Il rischio calcolato

Su quest’ultimo punto si potrebbe obiettare che nel caso in cui il pianeta dovesse subire un nuovo attacco ai propri equilibri – chiamatela pandemia, extraterrestri o come preferite – il Barcellona correrebbe seri rischi di perdere il proprio status sociale, obbligando i soci a cedere le loro azioni a un proprietario esterno per evitare il fallimento. Ma, per dirla tutta, quante società (club Stato esclusi) potrebbero permettersi una nuova pandemia? Il rischio calcolato di Laporta è quello di chi sa che ci sarà sempre qualcuno pronto a nascondere e passare l’ultimo paracadute alla società con il maggior numero di follower nel mondo (oltre 400 milioni): “Abbiamo incassato 868 milioni in appena due mesi!”, ha enfatizzato ‘Jan’ durante la presentazione di Robert Lewandowski. Euforia che lo ha portato a sbilanciarsi troppo: “Rispettiamo tutti i requisiti previsti dalla Liga. Sono ottimista. Speriamo che anche la Liga dia la nostra stessa interpretazione”.

I numeri non convincono Tebas

Una vera e propria buccia di banana, considerato che su questo punto l’ultima parola sarebbe spettata al nemico giurato Javier Tebas, infuriato con i blaugrana sia per il no ai soldi del fondo CVC che per l’affaire Superlega. E, infatti, i legali del presidente della Lega sono andati a leggersi tutti gli asterischi della documentazione apportata dalla società culé e si sono resi conto che una parte dei 667 milioni ricevuti per i propri diritti tv appartengono allo stesso Barcellona che, assieme a Sixth Street, ha creato una società di comodo, la Locksley Invest S.L. attraverso la quale gestire questa fetta di diritti.
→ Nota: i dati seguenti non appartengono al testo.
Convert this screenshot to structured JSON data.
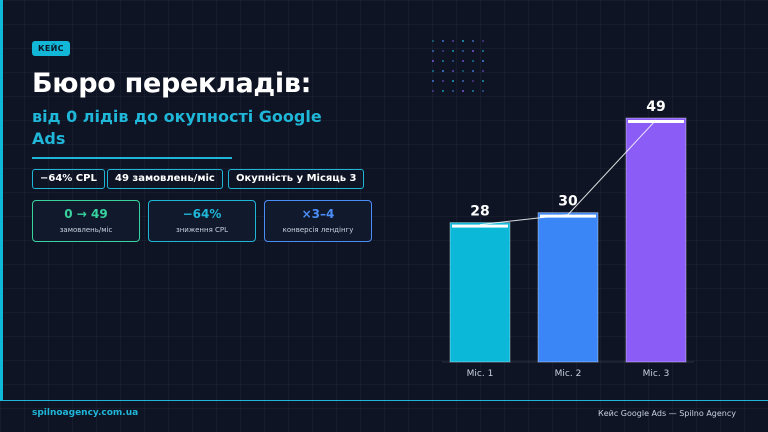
{
  "slide": {
    "badge": "КЕЙС",
    "title": "Бюро перекладів:",
    "subtitle": "від 0 лідів до окупності Google Ads",
    "chips": [
      {
        "label": "−64% CPL"
      },
      {
        "label": "49 замовлень/міс"
      },
      {
        "label": "Окупність у Місяць 3"
      }
    ],
    "kpis": [
      {
        "value": "0 → 49",
        "label": "замовлень/міс",
        "color": "#38d39f"
      },
      {
        "value": "−64%",
        "label": "зниження CPL",
        "color": "#1fb6d8"
      },
      {
        "value": "×3–4",
        "label": "конверсія лендінгу",
        "color": "#4b8df7"
      }
    ]
  },
  "chart_data": {
    "type": "bar",
    "categories": [
      "Міс. 1",
      "Міс. 2",
      "Міс. 3"
    ],
    "values": [
      28,
      30,
      49
    ],
    "colors": [
      "#0cb8d8",
      "#3b86f6",
      "#8b5cf6"
    ],
    "ylim": [
      0,
      49
    ],
    "trend_line": true
  },
  "footer": {
    "website": "spilnoagency.com.ua",
    "caption": "Кейс Google Ads — Spilno Agency"
  }
}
Una differenza di 150 milioni quella esistente tra l’interpretazione della Liga e quella del club catalano che, se non riuscirà a convincere la lega del proprio punto di vista, sarà costretto non solo a vendere un 24,5% aggiuntivo dei Barça Studios, ma anche a agevolare l’addio dei tanti esuberi e le negoziazioni con chi rimarrà che, incredulo (ma solo perché non ha capito, proprio come i critici esterni, quello che sta succedendo in casa Barça), sarà costretto a cedere una parte del proprio stipendio a un club che ha già speso quasi 160 milioni in nuovi acquisti e che, proprie in queste ore, sta ultimando l’accordo con il Chelsea per Marcos Alonso e preparando l’offensiva finale sul fronte Bernardo Silva. Per difficile che possa sembrare, tutto ha una logica. Forse perversa, ma legale. La stessa che il (letteralmente) povero Roberto Benigni di ‘Tu mi turbi’, quello al quale non veniva concesso il mutuo, non riusciva proprio a spiegarsi.